Institute of Computing Technology, Chinese Academy of Sciences, Beijing 100190, China.
BMC Bioinformatics. 2011 Aug 17;12:346. doi: 10.1186/1471-2105-12-346.
The analysis of mass spectra suggests that the existence of derivative peaks is strongly dependent on the intensity of the primary peaks. Peak selection from tandem mass spectrum is used to filter out noise and contaminant peaks. It is widely accepted that a valid primary peak tends to have high intensity and is accompanied by derivative peaks, including isotopic peaks, neutral loss peaks, and complementary peaks. Existing models for peak selection ignore the dependence between the existence of the derivative peaks and the intensity of the primary peaks. Simple models for peak selection assume that these two attributes are independent; however, this assumption is contrary to real data and prone to error.
In this paper, we present a statistical model to quantitatively measure the dependence of the derivative peak's existence on the primary peak's intensity. Here, we propose a statistical model, named ProbPS, to capture the dependence in a quantitative manner and describe a statistical model for peak selection. Our results show that the quantitative understanding can successfully guide the peak selection process. By comparing ProbPS with AuDeNS we demonstrate the advantages of our method in both filtering out noise peaks and in improving de novo identification. In addition, we present a tag identification approach based on our peak selection method. Our results, using a test data set, suggest that our tag identification method (876 correct tags in 1000 spectra) outperforms PepNovoTag (790 correct tags in 1000 spectra).

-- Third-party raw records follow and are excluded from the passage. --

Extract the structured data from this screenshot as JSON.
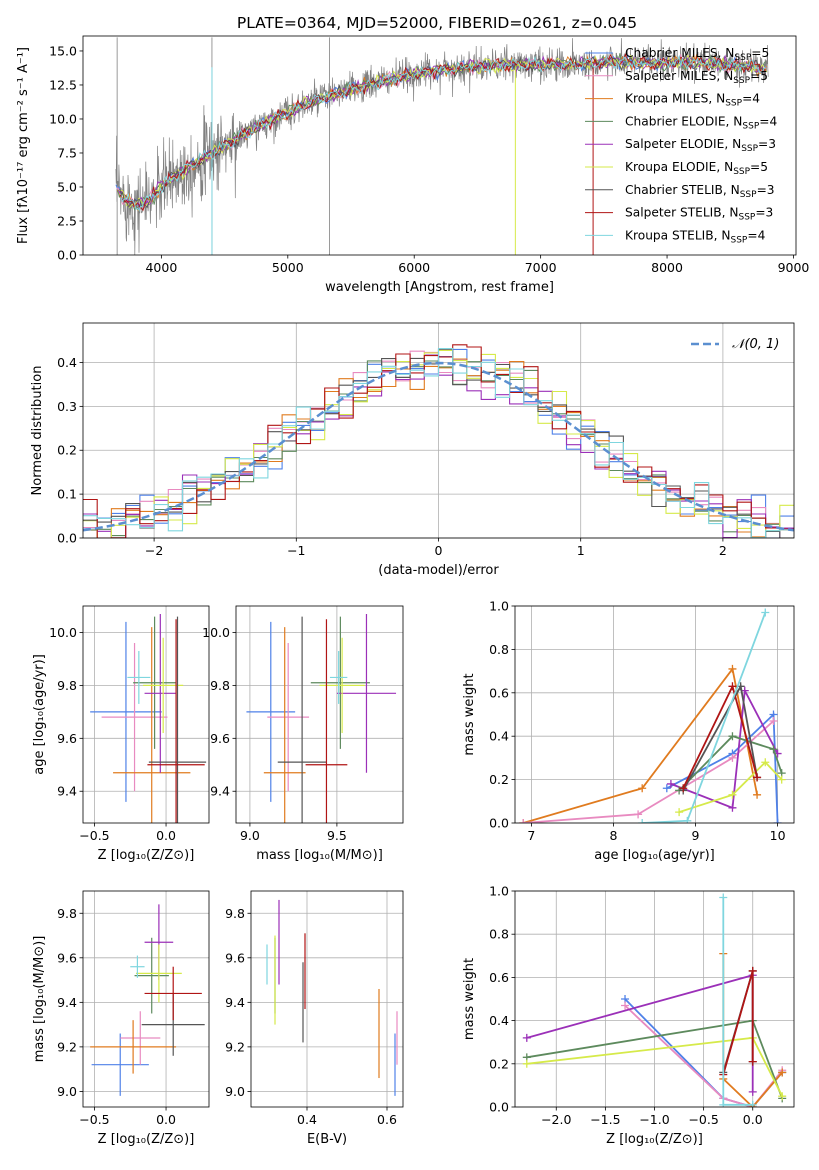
{
  "page_title": "PLATE=0364, MJD=52000, FIBERID=0261, z=0.045",
  "colors": {
    "Chabrier MILES": "#4f81e8",
    "Salpeter MILES": "#e88ac0",
    "Kroupa MILES": "#e07b1f",
    "Chabrier ELODIE": "#5d8a5d",
    "Salpeter ELODIE": "#9b30b8",
    "Kroupa ELODIE": "#d6ea4a",
    "Chabrier STELIB": "#555555",
    "Salpeter STELIB": "#b01515",
    "Kroupa STELIB": "#7fd6df",
    "data": "#808080",
    "normal": "#5b8fd0"
  },
  "chart_data": [
    {
      "id": "spectrum",
      "type": "line",
      "title": "PLATE=0364, MJD=52000, FIBERID=0261, z=0.045",
      "xlabel": "wavelength [Angstrom, rest frame]",
      "ylabel": "Flux [fλ10⁻¹⁷ erg cm⁻² s⁻¹ A⁻¹]",
      "xlim": [
        3380,
        9020
      ],
      "ylim": [
        0,
        16.1
      ],
      "xticks": [
        "4000",
        "5000",
        "6000",
        "7000",
        "8000",
        "9000"
      ],
      "yticks": [
        "0.0",
        "2.5",
        "5.0",
        "7.5",
        "10.0",
        "12.5",
        "15.0"
      ],
      "grid": false,
      "legend": "top-right",
      "legend_entries": [
        {
          "name": "Chabrier MILES",
          "label": "Chabrier MILES, N",
          "sub": "SSP",
          "tail": "=5"
        },
        {
          "name": "Salpeter MILES",
          "label": "Salpeter MILES, N",
          "sub": "SSP",
          "tail": "=5"
        },
        {
          "name": "Kroupa MILES",
          "label": "Kroupa MILES, N",
          "sub": "SSP",
          "tail": "=4"
        },
        {
          "name": "Chabrier ELODIE",
          "label": "Chabrier ELODIE, N",
          "sub": "SSP",
          "tail": "=4"
        },
        {
          "name": "Salpeter ELODIE",
          "label": "Salpeter ELODIE, N",
          "sub": "SSP",
          "tail": "=3"
        },
        {
          "name": "Kroupa ELODIE",
          "label": "Kroupa ELODIE, N",
          "sub": "SSP",
          "tail": "=5"
        },
        {
          "name": "Chabrier STELIB",
          "label": "Chabrier STELIB, N",
          "sub": "SSP",
          "tail": "=3"
        },
        {
          "name": "Salpeter STELIB",
          "label": "Salpeter STELIB, N",
          "sub": "SSP",
          "tail": "=3"
        },
        {
          "name": "Kroupa STELIB",
          "label": "Kroupa STELIB, N",
          "sub": "SSP",
          "tail": "=4"
        }
      ],
      "continuum": {
        "x": [
          3650,
          3700,
          3800,
          3900,
          4000,
          4100,
          4200,
          4400,
          4600,
          4800,
          5000,
          5200,
          5400,
          5600,
          5800,
          6000,
          6200,
          6400,
          6600,
          6800,
          7000,
          7200,
          7400,
          7600,
          7800,
          8000,
          8200,
          8400,
          8600,
          8800
        ],
        "y": [
          4.8,
          4.2,
          3.6,
          4.0,
          5.0,
          5.8,
          6.4,
          7.5,
          8.6,
          9.6,
          10.5,
          11.3,
          11.9,
          12.4,
          12.9,
          13.3,
          13.6,
          13.8,
          13.9,
          14.0,
          14.0,
          14.0,
          14.1,
          14.2,
          14.1,
          14.1,
          14.2,
          14.0,
          13.9,
          13.7
        ]
      }
    },
    {
      "id": "residuals",
      "type": "bar",
      "xlabel": "(data-model)/error",
      "ylabel": "Normed distribution",
      "xlim": [
        -2.5,
        2.5
      ],
      "ylim": [
        0,
        0.49
      ],
      "xticks": [
        "−2",
        "−1",
        "0",
        "1",
        "2"
      ],
      "yticks": [
        "0.0",
        "0.1",
        "0.2",
        "0.3",
        "0.4"
      ],
      "grid": true,
      "legend": "top-right",
      "legend_entries": [
        {
          "name": "normal",
          "label": "𝒩(0, 1)"
        }
      ],
      "bin_width": 0.1,
      "bin_start": -2.5
    },
    {
      "id": "age_vs_Z",
      "type": "scatter",
      "xlabel": "Z [log₁₀(Z/Z⊙)]",
      "ylabel": "age  [log₁₀(age/yr)]",
      "xlim": [
        -0.58,
        0.3
      ],
      "ylim": [
        9.28,
        10.1
      ],
      "xticks": [
        "−0.5",
        "0.0"
      ],
      "yticks": [
        "9.4",
        "9.6",
        "9.8",
        "10.0"
      ],
      "grid": true,
      "crosses": [
        {
          "model": "Chabrier MILES",
          "x": -0.28,
          "y": 9.7,
          "xerr": 0.25,
          "yerr": 0.34
        },
        {
          "model": "Salpeter MILES",
          "x": -0.22,
          "y": 9.68,
          "xerr": 0.23,
          "yerr": 0.28
        },
        {
          "model": "Kroupa MILES",
          "x": -0.1,
          "y": 9.47,
          "xerr": 0.27,
          "yerr": 0.55
        },
        {
          "model": "Chabrier ELODIE",
          "x": -0.08,
          "y": 9.81,
          "xerr": 0.15,
          "yerr": 0.25
        },
        {
          "model": "Salpeter ELODIE",
          "x": -0.04,
          "y": 9.77,
          "xerr": 0.11,
          "yerr": 0.3
        },
        {
          "model": "Kroupa ELODIE",
          "x": -0.02,
          "y": 9.8,
          "xerr": 0.14,
          "yerr": 0.18
        },
        {
          "model": "Chabrier STELIB",
          "x": 0.08,
          "y": 9.51,
          "xerr": 0.2,
          "yerr": 0.55
        },
        {
          "model": "Salpeter STELIB",
          "x": 0.07,
          "y": 9.5,
          "xerr": 0.2,
          "yerr": 0.55
        },
        {
          "model": "Kroupa STELIB",
          "x": -0.19,
          "y": 9.83,
          "xerr": 0.08,
          "yerr": 0.1
        }
      ]
    },
    {
      "id": "age_vs_mass",
      "type": "scatter",
      "xlabel": "mass [log₁₀(M/M⊙)]",
      "ylabel": "",
      "xlim": [
        8.92,
        9.88
      ],
      "ylim": [
        9.28,
        10.1
      ],
      "xticks": [
        "9.0",
        "9.5"
      ],
      "yticks": [
        "9.4",
        "9.6",
        "9.8",
        "10.0"
      ],
      "grid": true,
      "crosses": [
        {
          "model": "Chabrier MILES",
          "x": 9.12,
          "y": 9.7,
          "xerr": 0.14,
          "yerr": 0.34
        },
        {
          "model": "Salpeter MILES",
          "x": 9.22,
          "y": 9.68,
          "xerr": 0.12,
          "yerr": 0.28
        },
        {
          "model": "Kroupa MILES",
          "x": 9.2,
          "y": 9.47,
          "xerr": 0.12,
          "yerr": 0.55
        },
        {
          "model": "Chabrier ELODIE",
          "x": 9.52,
          "y": 9.81,
          "xerr": 0.17,
          "yerr": 0.25
        },
        {
          "model": "Salpeter ELODIE",
          "x": 9.67,
          "y": 9.77,
          "xerr": 0.17,
          "yerr": 0.3
        },
        {
          "model": "Kroupa ELODIE",
          "x": 9.53,
          "y": 9.8,
          "xerr": 0.13,
          "yerr": 0.18
        },
        {
          "model": "Chabrier STELIB",
          "x": 9.3,
          "y": 9.51,
          "xerr": 0.14,
          "yerr": 0.55
        },
        {
          "model": "Salpeter STELIB",
          "x": 9.44,
          "y": 9.5,
          "xerr": 0.12,
          "yerr": 0.55
        },
        {
          "model": "Kroupa STELIB",
          "x": 9.51,
          "y": 9.83,
          "xerr": 0.05,
          "yerr": 0.1
        }
      ]
    },
    {
      "id": "weight_vs_age",
      "type": "line",
      "xlabel": "age  [log₁₀(age/yr)]",
      "ylabel": "mass weight",
      "xlim": [
        6.8,
        10.2
      ],
      "ylim": [
        0,
        1.0
      ],
      "xticks": [
        "7",
        "8",
        "9",
        "10"
      ],
      "yticks": [
        "0.0",
        "0.2",
        "0.4",
        "0.6",
        "0.8",
        "1.0"
      ],
      "grid": true,
      "series": [
        {
          "model": "Kroupa MILES",
          "x": [
            6.9,
            8.35,
            9.45,
            9.75
          ],
          "y": [
            0.0,
            0.16,
            0.71,
            0.13
          ]
        },
        {
          "model": "Chabrier MILES",
          "x": [
            8.65,
            9.45,
            9.95,
            10.0
          ],
          "y": [
            0.16,
            0.32,
            0.5,
            0.0
          ]
        },
        {
          "model": "Salpeter MILES",
          "x": [
            6.9,
            8.3,
            9.45,
            9.95
          ],
          "y": [
            0.0,
            0.04,
            0.3,
            0.47
          ]
        },
        {
          "model": "Salpeter ELODIE",
          "x": [
            8.7,
            9.45,
            9.6,
            10.0
          ],
          "y": [
            0.18,
            0.07,
            0.61,
            0.32
          ]
        },
        {
          "model": "Chabrier ELODIE",
          "x": [
            8.8,
            9.45,
            9.95,
            10.05
          ],
          "y": [
            0.15,
            0.4,
            0.34,
            0.23
          ]
        },
        {
          "model": "Kroupa ELODIE",
          "x": [
            8.8,
            9.45,
            9.85,
            10.05
          ],
          "y": [
            0.05,
            0.13,
            0.28,
            0.2
          ]
        },
        {
          "model": "Chabrier STELIB",
          "x": [
            8.85,
            9.55,
            9.75
          ],
          "y": [
            0.15,
            0.63,
            0.21
          ]
        },
        {
          "model": "Salpeter STELIB",
          "x": [
            8.85,
            9.45,
            9.75
          ],
          "y": [
            0.16,
            0.63,
            0.21
          ]
        },
        {
          "model": "Kroupa STELIB",
          "x": [
            8.35,
            8.9,
            9.85
          ],
          "y": [
            0.0,
            0.01,
            0.97
          ]
        }
      ]
    },
    {
      "id": "mass_vs_Z",
      "type": "scatter",
      "xlabel": "Z [log₁₀(Z/Z⊙)]",
      "ylabel": "mass [log₁₀(M/M⊙)]",
      "xlim": [
        -0.58,
        0.3
      ],
      "ylim": [
        8.93,
        9.9
      ],
      "xticks": [
        "−0.5",
        "0.0"
      ],
      "yticks": [
        "9.0",
        "9.2",
        "9.4",
        "9.6",
        "9.8"
      ],
      "grid": true,
      "crosses": [
        {
          "model": "Chabrier MILES",
          "x": -0.32,
          "y": 9.12,
          "xerr": 0.2,
          "yerr": 0.14
        },
        {
          "model": "Salpeter MILES",
          "x": -0.18,
          "y": 9.24,
          "xerr": 0.14,
          "yerr": 0.12
        },
        {
          "model": "Kroupa MILES",
          "x": -0.23,
          "y": 9.2,
          "xerr": 0.3,
          "yerr": 0.12
        },
        {
          "model": "Chabrier ELODIE",
          "x": -0.1,
          "y": 9.52,
          "xerr": 0.12,
          "yerr": 0.17
        },
        {
          "model": "Salpeter ELODIE",
          "x": -0.05,
          "y": 9.67,
          "xerr": 0.1,
          "yerr": 0.17
        },
        {
          "model": "Kroupa ELODIE",
          "x": -0.05,
          "y": 9.53,
          "xerr": 0.16,
          "yerr": 0.13
        },
        {
          "model": "Chabrier STELIB",
          "x": 0.05,
          "y": 9.3,
          "xerr": 0.22,
          "yerr": 0.14
        },
        {
          "model": "Salpeter STELIB",
          "x": 0.05,
          "y": 9.44,
          "xerr": 0.2,
          "yerr": 0.12
        },
        {
          "model": "Kroupa STELIB",
          "x": -0.2,
          "y": 9.56,
          "xerr": 0.05,
          "yerr": 0.05
        }
      ]
    },
    {
      "id": "mass_vs_ebv",
      "type": "scatter",
      "xlabel": "E(B-V)",
      "ylabel": "",
      "xlim": [
        0.26,
        0.64
      ],
      "ylim": [
        8.93,
        9.9
      ],
      "xticks": [
        "0.4",
        "0.6"
      ],
      "yticks": [
        "9.0",
        "9.2",
        "9.4",
        "9.6",
        "9.8"
      ],
      "grid": true,
      "crosses": [
        {
          "model": "Chabrier MILES",
          "x": 0.62,
          "y": 9.12,
          "xerr": 0,
          "yerr": 0.14
        },
        {
          "model": "Salpeter MILES",
          "x": 0.625,
          "y": 9.24,
          "xerr": 0,
          "yerr": 0.12
        },
        {
          "model": "Kroupa MILES",
          "x": 0.58,
          "y": 9.26,
          "xerr": 0,
          "yerr": 0.2
        },
        {
          "model": "Chabrier ELODIE",
          "x": 0.32,
          "y": 9.52,
          "xerr": 0,
          "yerr": 0.17
        },
        {
          "model": "Salpeter ELODIE",
          "x": 0.33,
          "y": 9.67,
          "xerr": 0,
          "yerr": 0.19
        },
        {
          "model": "Kroupa ELODIE",
          "x": 0.32,
          "y": 9.5,
          "xerr": 0,
          "yerr": 0.2
        },
        {
          "model": "Chabrier STELIB",
          "x": 0.39,
          "y": 9.4,
          "xerr": 0,
          "yerr": 0.18
        },
        {
          "model": "Salpeter STELIB",
          "x": 0.395,
          "y": 9.54,
          "xerr": 0,
          "yerr": 0.17
        },
        {
          "model": "Kroupa STELIB",
          "x": 0.3,
          "y": 9.57,
          "xerr": 0,
          "yerr": 0.09
        }
      ]
    },
    {
      "id": "weight_vs_Z",
      "type": "line",
      "xlabel": "Z [log₁₀(Z/Z⊙)]",
      "ylabel": "mass weight",
      "xlim": [
        -2.42,
        0.42
      ],
      "ylim": [
        0,
        1.0
      ],
      "xticks": [
        "−2.0",
        "−1.5",
        "−1.0",
        "−0.5",
        "0.0"
      ],
      "yticks": [
        "0.0",
        "0.2",
        "0.4",
        "0.6",
        "0.8",
        "1.0"
      ],
      "grid": true,
      "series": [
        {
          "model": "Chabrier MILES",
          "x": [
            -1.3,
            -0.3,
            0.0,
            0.3
          ],
          "y": [
            0.5,
            0.04,
            0.0,
            0.16
          ]
        },
        {
          "model": "Salpeter MILES",
          "x": [
            -1.3,
            -0.3,
            0.0,
            0.3
          ],
          "y": [
            0.47,
            0.04,
            0.0,
            0.17
          ]
        },
        {
          "model": "Kroupa MILES",
          "x": [
            -0.3,
            -0.3,
            0.0,
            0.3
          ],
          "y": [
            0.71,
            0.13,
            0.0,
            0.16
          ]
        },
        {
          "model": "Chabrier ELODIE",
          "x": [
            -2.3,
            0.0,
            0.3
          ],
          "y": [
            0.23,
            0.4,
            0.04
          ]
        },
        {
          "model": "Salpeter ELODIE",
          "x": [
            -2.3,
            0.0,
            0.0
          ],
          "y": [
            0.32,
            0.61,
            0.07
          ]
        },
        {
          "model": "Kroupa ELODIE",
          "x": [
            -2.3,
            0.0,
            0.3
          ],
          "y": [
            0.2,
            0.32,
            0.05
          ]
        },
        {
          "model": "Chabrier STELIB",
          "x": [
            -0.3,
            0.0,
            0.0
          ],
          "y": [
            0.16,
            0.63,
            0.21
          ]
        },
        {
          "model": "Salpeter STELIB",
          "x": [
            -0.3,
            0.0,
            0.0
          ],
          "y": [
            0.15,
            0.63,
            0.21
          ]
        },
        {
          "model": "Kroupa STELIB",
          "x": [
            -0.3,
            -0.3,
            0.0
          ],
          "y": [
            0.97,
            0.01,
            0.01
          ]
        }
      ]
    }
  ]
}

We have shown that ProbPS improves the accuracy of peak selection which further enhances the performance of de novo sequencing and tag identification. Thus, our model saves valuable computation time and improving the accuracy of the results.
质谱分析表明,衍生峰的存在强烈依赖于主峰的强度。串联质谱中的峰选择用于滤除噪声和杂质峰。人们普遍认为,有效的主峰往往具有高强度,并伴有衍生峰,包括同位素峰、中性丢失峰和互补峰。现有的峰选择模型忽略了衍生峰的存在与主峰强度之间的依赖性。简单的峰选择模型假设这两个属性是独立的;然而,这种假设与实际数据相悖,容易出错。

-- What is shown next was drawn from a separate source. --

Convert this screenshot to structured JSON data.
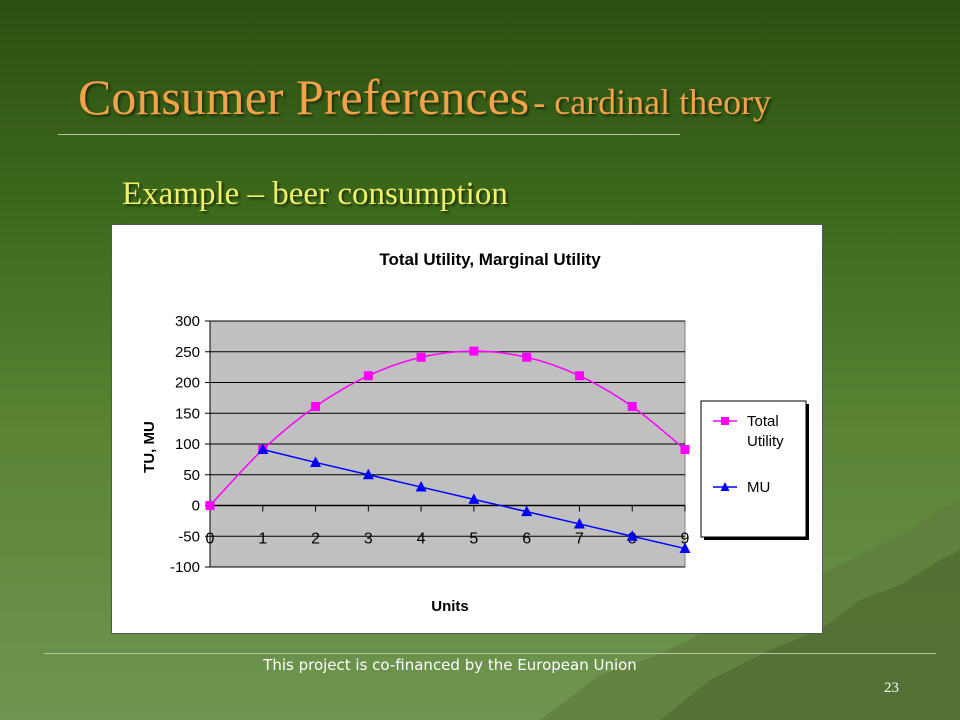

在本文中,我们提出了一个统计模型来定量测量衍生峰的存在对主峰强度的依赖性。在这里,我们提出了一个名为 ProbPS 的统计模型,以定量捕捉依赖性,并描述一个用于峰选择的统计模型。我们的结果表明,定量理解可以成功地指导峰选择过程。通过将 ProbPS 与 AuDeNS 进行比较,我们证明了我们的方法在滤除噪声峰和提高从头鉴定方面的优势。此外,我们还提出了一种基于我们的峰选择方法的标签鉴定方法。我们使用测试数据集的结果表明,我们的标签鉴定方法(在 1000 个光谱中有 876 个正确标签)优于 PepNovoTag(在 1000 个光谱中有 790 个正确标签)。
我们已经表明,ProbPS 提高了峰选择的准确性,从而进一步提高了从头测序和标签鉴定的性能。因此,我们的模型节省了宝贵的计算时间,并提高了结果的准确性。